The GWSampler.metadata attribute contains all settings that went into producing the samples, including training datasets, network training settings, event metadata (for real events) and possible injection parameters. Finally, the to_samples_dataset() method returns a SamplesDataset containing all results, including the samples, settings, and context. This can be saved easily as HDF5.
Injections
Injections (i.e., simulated data) are produced using the Injection class. It includes options for fixed or random parameters (drawn from a prior), and it returns injections in a format that can be directly set as GWSampler.context.
- class dingo.gw.injection.Injection(prior, **gwsignal_kwargs)
Bases:
GWSignalProduces injections of signals (with random or specified parameters) into stationary Gaussian noise. Output is not whitened.
- Parameters:
prior (PriorDict) – Prior used for sampling random parameters.
gwsignal_kwargs – Arguments to be passed to GWSignal base class.
- classmethod from_posterior_model_metadata(metadata)
Instantiate an Injection based on a posterior model. The prior, waveform settings, etc., will all be consistent with what the model was trained with.
- Parameters:
metadata (dict) – Dict which you can get via PosteriorModel.metadata
- injection(theta)
Generate an injection based on specified parameters.

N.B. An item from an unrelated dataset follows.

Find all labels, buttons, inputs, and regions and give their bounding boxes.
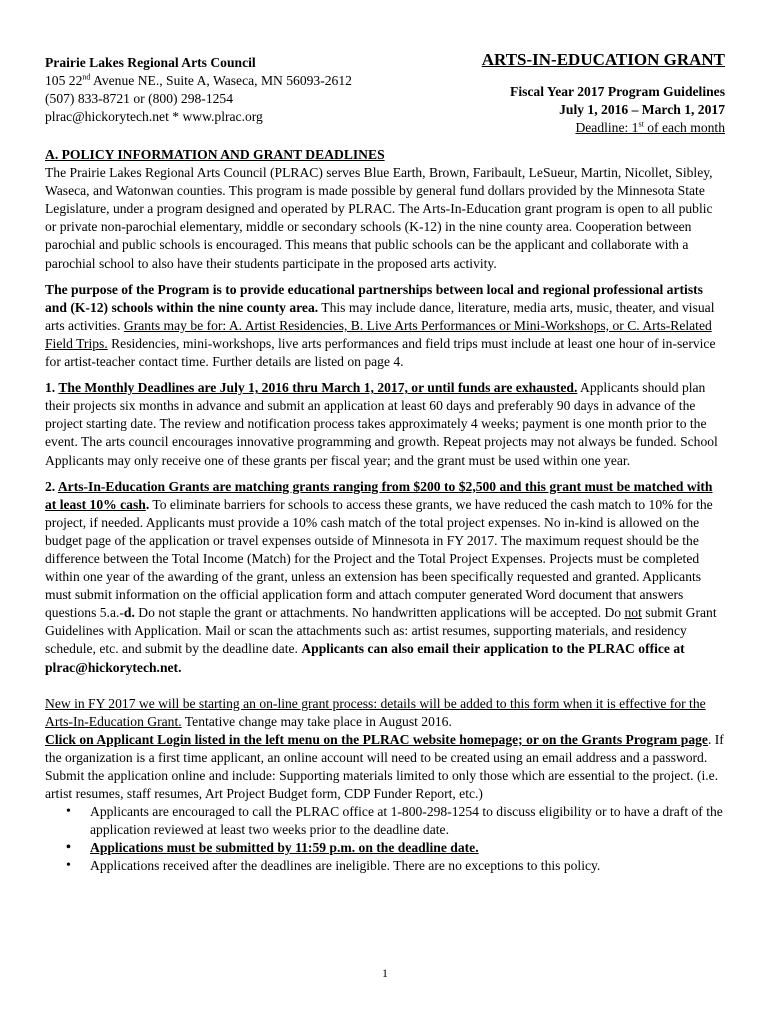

This is a signal + noise consistent with the amplitude spectral density in self.asd. If self.asd is an ASDDataset, then it uses a random ASD from this dataset.
Data are not whitened.
- Parameters:
theta (dict) – Parameters used for injection.
- Returns:
- keys:
waveform: data (signal + noise) in each detector extrinsic_parameters: {} parameters: waveform parameters asd (if set): amplitude spectral density for each detector
- Return type:
dict
- random_injection()
Generate a random injection.
This is a signal + noise consistent with the amplitude spectral density in self.asd. If self.asd is an ASDDataset, then it uses a random ASD from this dataset.
Data are not whitened.
- Returns:
- keys:
waveform: data (signal + noise) in each detector extrinsic_parameters: {} parameters: waveform parameters asd (if set): amplitude spectral density for each detector
- Return type:
dict
Hint
The convenience class method from_posterior_model_metadata() instantiates an Injection with all of the settings that went into the posterior model. To this class pass the PosteriorModel.metadata dictionary. It should produce injections that perfectly match the characteristics of the training data (waveform approximant, data conditioning, noise characteristics, etc.). This can be very useful for testing a trained model.
Important
Repeated calls to Injection.injection(), even with the same parameters, will produce injections with different noise realizations (which therefore lead to different posteriors). For repeated analyses of the exact same injection (e.g., with different models or codes) it is necessary to either save the injection for re-use or fix a random seed.